Affinity Water will be improving its capacity to store water in a series of projects, starting with constructing a new service reservoir near the village of Preston, Hertfordshire thereby helping to ensure the resilience of water supplies and ensuring that less water is taken from the region’s rare chalk aquifers.
The new service reservoir will provide an additional 20 million litres of storage at an estimated construction cost of £8.5 million and will help build the long-term resilience of the storage systems and mitigate against possible loss of supplies to customers in these areas.
Population growth, climate change and the demand for water are putting significant pressure on the local environment and water resources in Affinity Water’s supply area.
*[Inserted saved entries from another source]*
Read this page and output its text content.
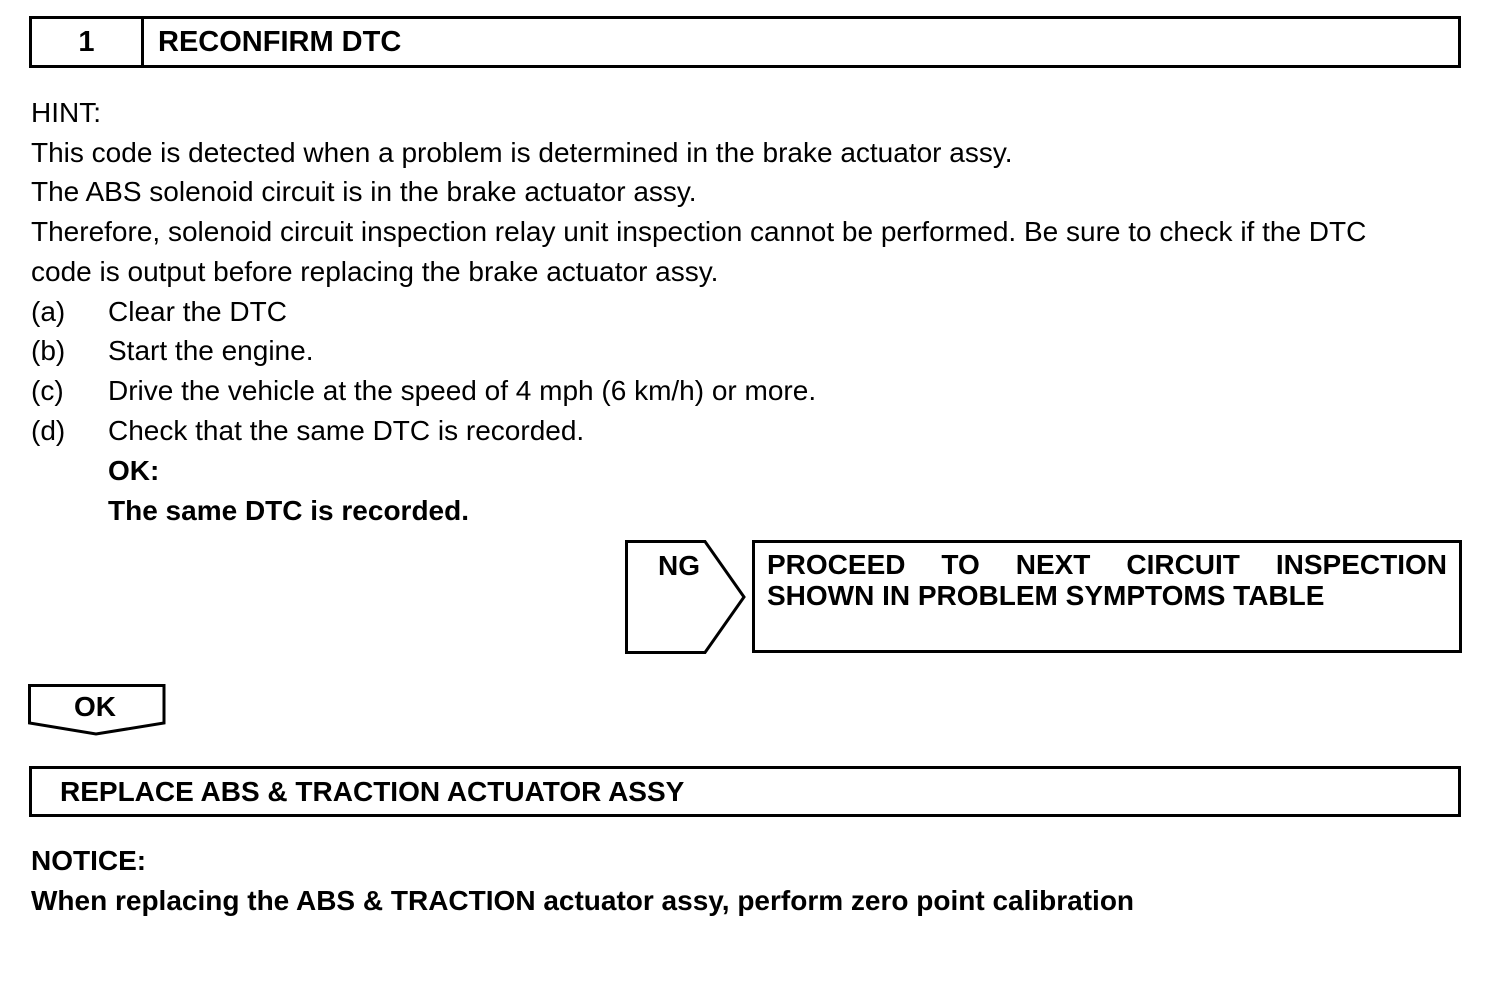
1	RECONFIRM DTC
HINT:
This code is detected when a problem is determined in the brake actuator assy.
The ABS solenoid circuit is in the brake actuator assy.
Therefore, solenoid circuit inspection relay unit inspection cannot be performed. Be sure to check if the DTC
code is output before replacing the brake actuator assy.
(a) Clear the DTC
(b) Start the engine.
(c) Drive the vehicle at the speed of 4 mph (6 km/h) or more.
(d) Check that the same DTC is recorded.
OK:
The same DTC is recorded.
NG PROCEED TO NEXT CIRCUIT INSPECTION
SHOWN IN PROBLEM SYMPTOMS TABLE
OK
REPLACE ABS & TRACTION ACTUATOR ASSY
NOTICE:
When replacing the ABS & TRACTION actuator assy, perform zero point calibration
Affinity Water’s recently launched Water Resources Management Plan (WRMP) explains how without action – the area Affinity Water supplies could face a shortfall of up to 449 million litres a day by 2050.
The WRMP provides a roadmap for a reliable, resilient, sustainable, efficient and affordable water supply to customers between 2025 and 2075, whilst taking care of the local environment.
The actions include reducing customer demand, driving leakage down further than ever before, metering, significant investment in new infrastructure for new sources of water and working across the water industry to plan and share resources regionally.
Jaymin Chauhan, Senior Asset Planning Manager says:
“Achieving planned sustainability reductions will help to reduce our footprint on our local chalk stream ecosystem and will result in more water being left in the environment. This scheme is needed to support our plans to mitigate the impact of sustainability reductions already in place and those planned for the next five years.
“Our Water Resources Management Plan sets out our plans to provide a reliable, resilient, efficient, and affordable water supply to our customers between 2025 and 2075. It highlights the challenges we face and how we intend to maintain the balance between water supply and demand, while protecting our environment.
“Our region is home to around 10 per cent of the UK’s chalk streams, as globally rare habitat. We know that 65% of the public drinking water we supply comes from the chalk aquifer, the same aquifer that chalk streams rely on for their flow. Schemes like Chaul End and Preston will help build the resilience of our systems and protect the environment”.